The records of the Register can only accessed by identified employees of the Registrar as well as the companies operating on behalf of the Registrar. Access to records maintained by computer technology requires identification by individual user name and password. The persons processing the records have the necessary access rights granted by the Registrar. The Register is stored on a secure server located in EU area.
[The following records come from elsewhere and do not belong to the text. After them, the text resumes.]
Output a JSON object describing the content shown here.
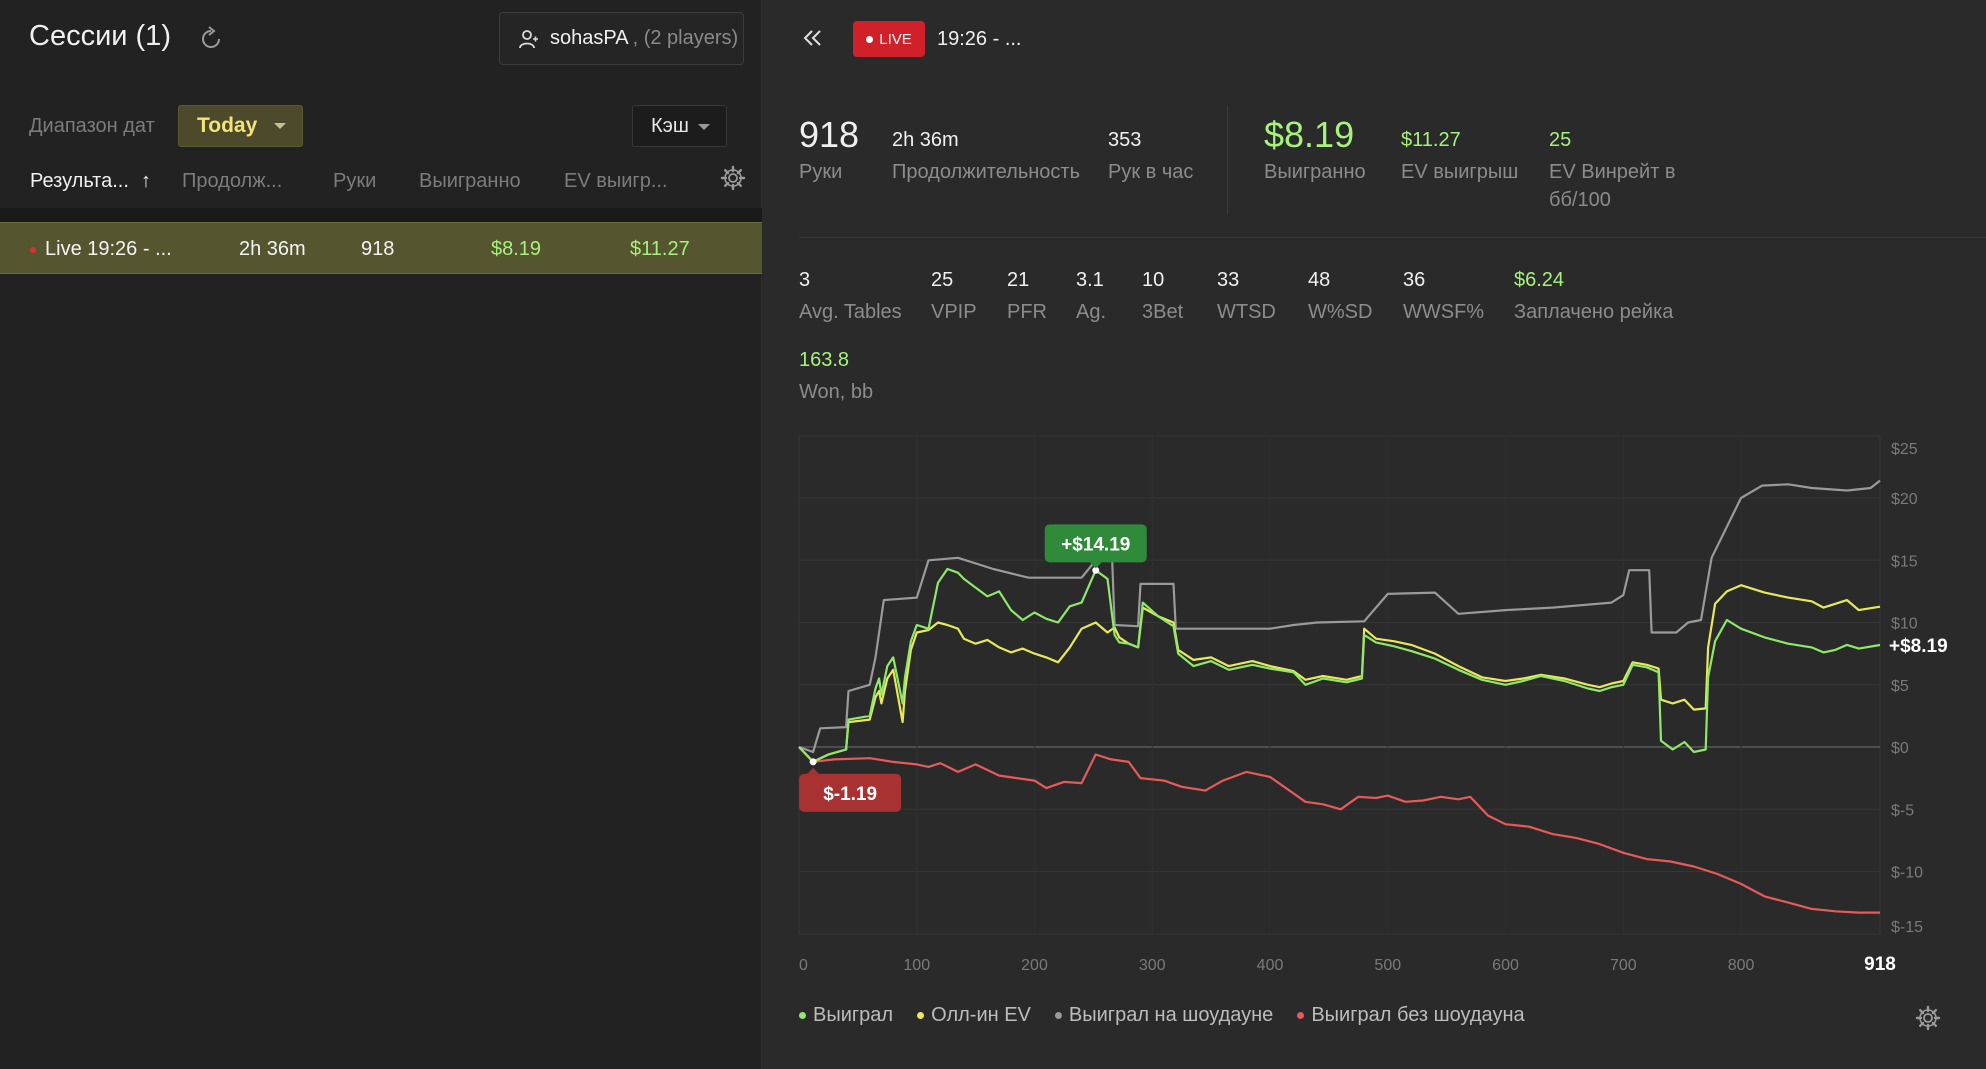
{
  "left": {
    "title": "Сессии (1)",
    "player": {
      "name": "sohasPA",
      "count": ", (2 players)"
    },
    "date_range_label": "Диапазон дат",
    "today_label": "Today",
    "cash_label": "Кэш",
    "columns": {
      "result": "Результа...",
      "sort_arrow": "↑",
      "duration": "Продолж...",
      "hands": "Руки",
      "won": "Выигранно",
      "ev": "EV выигр..."
    },
    "session_row": {
      "name": "Live 19:26 - ...",
      "duration": "2h 36m",
      "hands": "918",
      "won": "$8.19",
      "ev": "$11.27"
    }
  },
  "right": {
    "live_label": "LIVE",
    "session_time": "19:26 - ...",
    "stats_top": [
      {
        "value": "918",
        "label": "Руки"
      },
      {
        "value": "2h 36m",
        "label": "Продолжительность"
      },
      {
        "value": "353",
        "label": "Рук в час"
      },
      {
        "value": "$8.19",
        "label": "Выигранно"
      },
      {
        "value": "$11.27",
        "label": "EV выигрыш"
      },
      {
        "value": "25",
        "label": "EV Винрейт в",
        "label2": "бб/100"
      }
    ],
    "stats_mid": [
      {
        "value": "3",
        "label": "Avg. Tables"
      },
      {
        "value": "25",
        "label": "VPIP"
      },
      {
        "value": "21",
        "label": "PFR"
      },
      {
        "value": "3.1",
        "label": "Ag."
      },
      {
        "value": "10",
        "label": "3Bet"
      },
      {
        "value": "33",
        "label": "WTSD"
      },
      {
        "value": "48",
        "label": "W%SD"
      },
      {
        "value": "36",
        "label": "WWSF%"
      },
      {
        "value": "$6.24",
        "label": "Заплачено рейка"
      }
    ],
    "stats_bottom": {
      "value": "163.8",
      "label": "Won, bb"
    },
    "legend": [
      {
        "label": "Выиграл",
        "color": "#8ee86a"
      },
      {
        "label": "Олл-ин EV",
        "color": "#e8e85a"
      },
      {
        "label": "Выиграл на шоудауне",
        "color": "#9a9a9a"
      },
      {
        "label": "Выиграл без шоудауна",
        "color": "#e85a5a"
      }
    ]
  },
  "chart_data": {
    "type": "line",
    "x_ticks": [
      0,
      100,
      200,
      300,
      400,
      500,
      600,
      700,
      800
    ],
    "x_end_label": "918",
    "y_tick_labels": [
      "$25",
      "$20",
      "$15",
      "$10",
      "$5",
      "$0",
      "$-5",
      "$-10",
      "$-15"
    ],
    "y_ticks": [
      25,
      20,
      15,
      10,
      5,
      0,
      -5,
      -10,
      -15
    ],
    "xlim": [
      0,
      918
    ],
    "ylim": [
      -15,
      25
    ],
    "grid": true,
    "end_label": "+$8.19",
    "max_callout": {
      "label": "+$14.19",
      "x": 252,
      "y": 14.19
    },
    "min_callout": {
      "label": "$-1.19",
      "x": 12,
      "y": -1.19
    },
    "series": [
      {
        "name": "Выиграл",
        "color": "#8ee86a",
        "points": [
          [
            0,
            0
          ],
          [
            12,
            -1.19
          ],
          [
            25,
            -0.6
          ],
          [
            40,
            -0.2
          ],
          [
            42,
            2.2
          ],
          [
            60,
            2.5
          ],
          [
            65,
            4.7
          ],
          [
            68,
            5.5
          ],
          [
            70,
            4.2
          ],
          [
            75,
            6.5
          ],
          [
            80,
            7.2
          ],
          [
            88,
            3.5
          ],
          [
            90,
            5.6
          ],
          [
            95,
            8.5
          ],
          [
            100,
            9.8
          ],
          [
            110,
            9.5
          ],
          [
            118,
            13.2
          ],
          [
            126,
            14.3
          ],
          [
            135,
            14.0
          ],
          [
            140,
            13.5
          ],
          [
            150,
            12.8
          ],
          [
            160,
            12.1
          ],
          [
            170,
            12.5
          ],
          [
            180,
            11.0
          ],
          [
            190,
            10.2
          ],
          [
            200,
            10.8
          ],
          [
            210,
            10.3
          ],
          [
            220,
            10.0
          ],
          [
            230,
            11.3
          ],
          [
            240,
            11.6
          ],
          [
            252,
            14.19
          ],
          [
            262,
            13.5
          ],
          [
            268,
            9.0
          ],
          [
            272,
            8.4
          ],
          [
            280,
            8.3
          ],
          [
            288,
            8.0
          ],
          [
            292,
            11.6
          ],
          [
            305,
            10.5
          ],
          [
            318,
            9.7
          ],
          [
            322,
            7.5
          ],
          [
            335,
            6.5
          ],
          [
            350,
            6.9
          ],
          [
            365,
            6.2
          ],
          [
            385,
            6.6
          ],
          [
            400,
            6.3
          ],
          [
            420,
            6.0
          ],
          [
            430,
            5.0
          ],
          [
            445,
            5.5
          ],
          [
            465,
            5.2
          ],
          [
            478,
            5.5
          ],
          [
            480,
            9.0
          ],
          [
            490,
            8.4
          ],
          [
            505,
            8.1
          ],
          [
            520,
            7.7
          ],
          [
            540,
            7.1
          ],
          [
            560,
            6.2
          ],
          [
            580,
            5.4
          ],
          [
            600,
            5.0
          ],
          [
            615,
            5.3
          ],
          [
            630,
            5.7
          ],
          [
            650,
            5.3
          ],
          [
            670,
            4.7
          ],
          [
            680,
            4.5
          ],
          [
            690,
            4.8
          ],
          [
            700,
            5.0
          ],
          [
            708,
            6.6
          ],
          [
            720,
            6.4
          ],
          [
            730,
            6.0
          ],
          [
            732,
            0.5
          ],
          [
            742,
            -0.2
          ],
          [
            752,
            0.4
          ],
          [
            760,
            -0.4
          ],
          [
            770,
            -0.2
          ],
          [
            772,
            5.6
          ],
          [
            778,
            8.5
          ],
          [
            788,
            10.2
          ],
          [
            800,
            9.5
          ],
          [
            820,
            8.8
          ],
          [
            840,
            8.3
          ],
          [
            860,
            8.0
          ],
          [
            870,
            7.6
          ],
          [
            880,
            7.8
          ],
          [
            890,
            8.2
          ],
          [
            900,
            7.9
          ],
          [
            918,
            8.19
          ]
        ]
      },
      {
        "name": "Олл-ин EV",
        "color": "#e8e85a",
        "points": [
          [
            0,
            0
          ],
          [
            12,
            -1.19
          ],
          [
            25,
            -0.6
          ],
          [
            40,
            -0.2
          ],
          [
            42,
            2.0
          ],
          [
            60,
            2.2
          ],
          [
            65,
            4.0
          ],
          [
            68,
            4.5
          ],
          [
            70,
            3.5
          ],
          [
            75,
            5.5
          ],
          [
            80,
            6.2
          ],
          [
            88,
            2.0
          ],
          [
            90,
            4.5
          ],
          [
            95,
            7.8
          ],
          [
            100,
            9.2
          ],
          [
            110,
            9.4
          ],
          [
            118,
            10.0
          ],
          [
            126,
            9.8
          ],
          [
            135,
            9.5
          ],
          [
            140,
            8.7
          ],
          [
            150,
            8.3
          ],
          [
            160,
            8.6
          ],
          [
            170,
            8.0
          ],
          [
            180,
            7.6
          ],
          [
            190,
            7.9
          ],
          [
            200,
            7.5
          ],
          [
            210,
            7.2
          ],
          [
            220,
            6.8
          ],
          [
            230,
            8.0
          ],
          [
            240,
            9.5
          ],
          [
            252,
            10.0
          ],
          [
            262,
            9.2
          ],
          [
            268,
            9.6
          ],
          [
            272,
            8.8
          ],
          [
            280,
            8.3
          ],
          [
            288,
            8.0
          ],
          [
            292,
            11.2
          ],
          [
            305,
            10.5
          ],
          [
            318,
            10.0
          ],
          [
            322,
            7.8
          ],
          [
            335,
            7.0
          ],
          [
            350,
            7.2
          ],
          [
            365,
            6.5
          ],
          [
            385,
            6.9
          ],
          [
            400,
            6.5
          ],
          [
            420,
            6.1
          ],
          [
            430,
            5.4
          ],
          [
            445,
            5.7
          ],
          [
            465,
            5.4
          ],
          [
            478,
            5.7
          ],
          [
            480,
            9.5
          ],
          [
            490,
            8.7
          ],
          [
            505,
            8.5
          ],
          [
            520,
            8.2
          ],
          [
            540,
            7.5
          ],
          [
            560,
            6.5
          ],
          [
            580,
            5.6
          ],
          [
            600,
            5.3
          ],
          [
            615,
            5.5
          ],
          [
            630,
            5.8
          ],
          [
            650,
            5.5
          ],
          [
            670,
            5.0
          ],
          [
            680,
            4.8
          ],
          [
            690,
            5.1
          ],
          [
            700,
            5.3
          ],
          [
            708,
            6.8
          ],
          [
            720,
            6.6
          ],
          [
            730,
            6.3
          ],
          [
            732,
            3.8
          ],
          [
            742,
            3.5
          ],
          [
            752,
            3.8
          ],
          [
            760,
            3.0
          ],
          [
            770,
            3.1
          ],
          [
            772,
            8.0
          ],
          [
            778,
            11.5
          ],
          [
            788,
            12.5
          ],
          [
            800,
            13.0
          ],
          [
            820,
            12.4
          ],
          [
            840,
            12.0
          ],
          [
            860,
            11.7
          ],
          [
            870,
            11.2
          ],
          [
            880,
            11.5
          ],
          [
            890,
            11.8
          ],
          [
            900,
            11.0
          ],
          [
            918,
            11.27
          ]
        ]
      },
      {
        "name": "Выиграл на шоудауне",
        "color": "#9a9a9a",
        "points": [
          [
            0,
            0
          ],
          [
            12,
            -0.4
          ],
          [
            18,
            1.5
          ],
          [
            40,
            1.6
          ],
          [
            42,
            4.5
          ],
          [
            60,
            5.0
          ],
          [
            65,
            7.2
          ],
          [
            72,
            11.8
          ],
          [
            100,
            12.0
          ],
          [
            110,
            15.0
          ],
          [
            135,
            15.2
          ],
          [
            165,
            14.3
          ],
          [
            195,
            13.6
          ],
          [
            240,
            13.6
          ],
          [
            252,
            15.0
          ],
          [
            266,
            15.0
          ],
          [
            268,
            9.8
          ],
          [
            288,
            9.7
          ],
          [
            290,
            13.1
          ],
          [
            318,
            13.1
          ],
          [
            320,
            9.5
          ],
          [
            400,
            9.5
          ],
          [
            420,
            9.8
          ],
          [
            440,
            10.0
          ],
          [
            480,
            10.1
          ],
          [
            500,
            12.3
          ],
          [
            540,
            12.4
          ],
          [
            560,
            10.7
          ],
          [
            600,
            11.0
          ],
          [
            640,
            11.2
          ],
          [
            690,
            11.6
          ],
          [
            700,
            12.2
          ],
          [
            705,
            14.2
          ],
          [
            722,
            14.2
          ],
          [
            724,
            9.2
          ],
          [
            745,
            9.2
          ],
          [
            755,
            10.0
          ],
          [
            766,
            10.2
          ],
          [
            775,
            15.2
          ],
          [
            800,
            20.0
          ],
          [
            818,
            21.0
          ],
          [
            840,
            21.1
          ],
          [
            860,
            20.8
          ],
          [
            890,
            20.6
          ],
          [
            910,
            20.8
          ],
          [
            918,
            21.4
          ]
        ]
      },
      {
        "name": "Выиграл без шоудауна",
        "color": "#e85a5a",
        "points": [
          [
            0,
            0
          ],
          [
            12,
            -1.19
          ],
          [
            30,
            -1.0
          ],
          [
            60,
            -0.9
          ],
          [
            80,
            -1.2
          ],
          [
            100,
            -1.4
          ],
          [
            110,
            -1.6
          ],
          [
            120,
            -1.3
          ],
          [
            135,
            -2.0
          ],
          [
            150,
            -1.4
          ],
          [
            170,
            -2.3
          ],
          [
            185,
            -2.5
          ],
          [
            200,
            -2.7
          ],
          [
            210,
            -3.3
          ],
          [
            225,
            -2.8
          ],
          [
            240,
            -2.9
          ],
          [
            252,
            -0.6
          ],
          [
            265,
            -1.0
          ],
          [
            280,
            -1.2
          ],
          [
            290,
            -2.5
          ],
          [
            310,
            -2.7
          ],
          [
            325,
            -3.2
          ],
          [
            345,
            -3.5
          ],
          [
            360,
            -2.7
          ],
          [
            380,
            -2.0
          ],
          [
            400,
            -2.4
          ],
          [
            415,
            -3.4
          ],
          [
            430,
            -4.4
          ],
          [
            445,
            -4.6
          ],
          [
            460,
            -5.0
          ],
          [
            475,
            -4.0
          ],
          [
            490,
            -4.1
          ],
          [
            500,
            -3.9
          ],
          [
            515,
            -4.4
          ],
          [
            530,
            -4.3
          ],
          [
            545,
            -4.0
          ],
          [
            560,
            -4.2
          ],
          [
            570,
            -4.0
          ],
          [
            585,
            -5.5
          ],
          [
            600,
            -6.2
          ],
          [
            620,
            -6.4
          ],
          [
            640,
            -7.0
          ],
          [
            660,
            -7.3
          ],
          [
            680,
            -7.8
          ],
          [
            700,
            -8.5
          ],
          [
            720,
            -9.0
          ],
          [
            740,
            -9.2
          ],
          [
            760,
            -9.6
          ],
          [
            780,
            -10.2
          ],
          [
            800,
            -11.0
          ],
          [
            820,
            -12.0
          ],
          [
            840,
            -12.5
          ],
          [
            860,
            -13.0
          ],
          [
            880,
            -13.2
          ],
          [
            900,
            -13.3
          ],
          [
            918,
            -13.3
          ]
        ]
      }
    ]
  }
}
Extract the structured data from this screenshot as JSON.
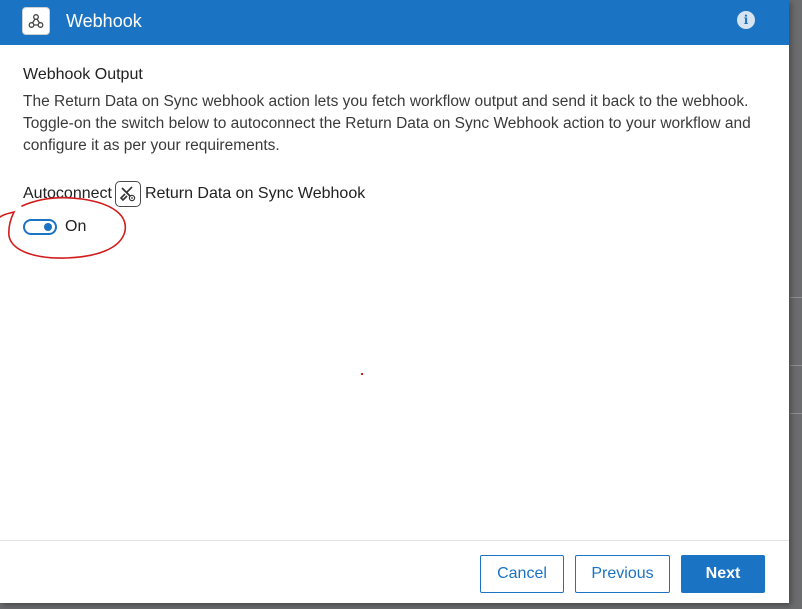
{
  "header": {
    "title": "Webhook",
    "icon": "webhook-icon",
    "info_icon": "info-icon",
    "info_glyph": "i",
    "color": "#1b73c3"
  },
  "section": {
    "title": "Webhook Output",
    "description_lines": [
      "The Return Data on Sync webhook action lets you fetch workflow output and send it back to the webhook.",
      "Toggle-on the switch below to autoconnect the Return Data on Sync Webhook action to your workflow and",
      "configure it as per your requirements."
    ]
  },
  "autoconnect": {
    "label": "Autoconnect",
    "action_icon": "tools-icon",
    "action_name": "Return Data on Sync Webhook",
    "toggle_state": "On",
    "toggle_on": true
  },
  "annotation": {
    "color": "#d21b1b"
  },
  "footer": {
    "cancel_label": "Cancel",
    "previous_label": "Previous",
    "next_label": "Next"
  }
}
- Right for checking and right to require correction of the records
Every person who's information is included in the Register has the right to check his/her records and right to request correction of any inaccurate or complement the incomplete data. If a person wishes to check of his/her records or to require correction, the request must be sent in writing to the contact person for the Register. The Registrant may, if necessary, request the applicant to prove his/her identity. The Registrant is required to respond to the customer within the time limit set by the EU's Data Protection Regulation.
- Other rights related to the processing of personal information
A person who's information is included in the Register has the right to request deletion of his/her records from the Register ("the right to be forgotten"). Furthermore, the registered person has other rights under the EU's General Data Protection Regulation, such as right to restrict processing of the personal information in certain situations. Requests must be sent in writing to the contact person of the Register. The Registrant may, if necessary, request the applicant to prove his/her identity. The Registrant is required to respond to the customer within the time limit set by the EU's Data Protection Regulation.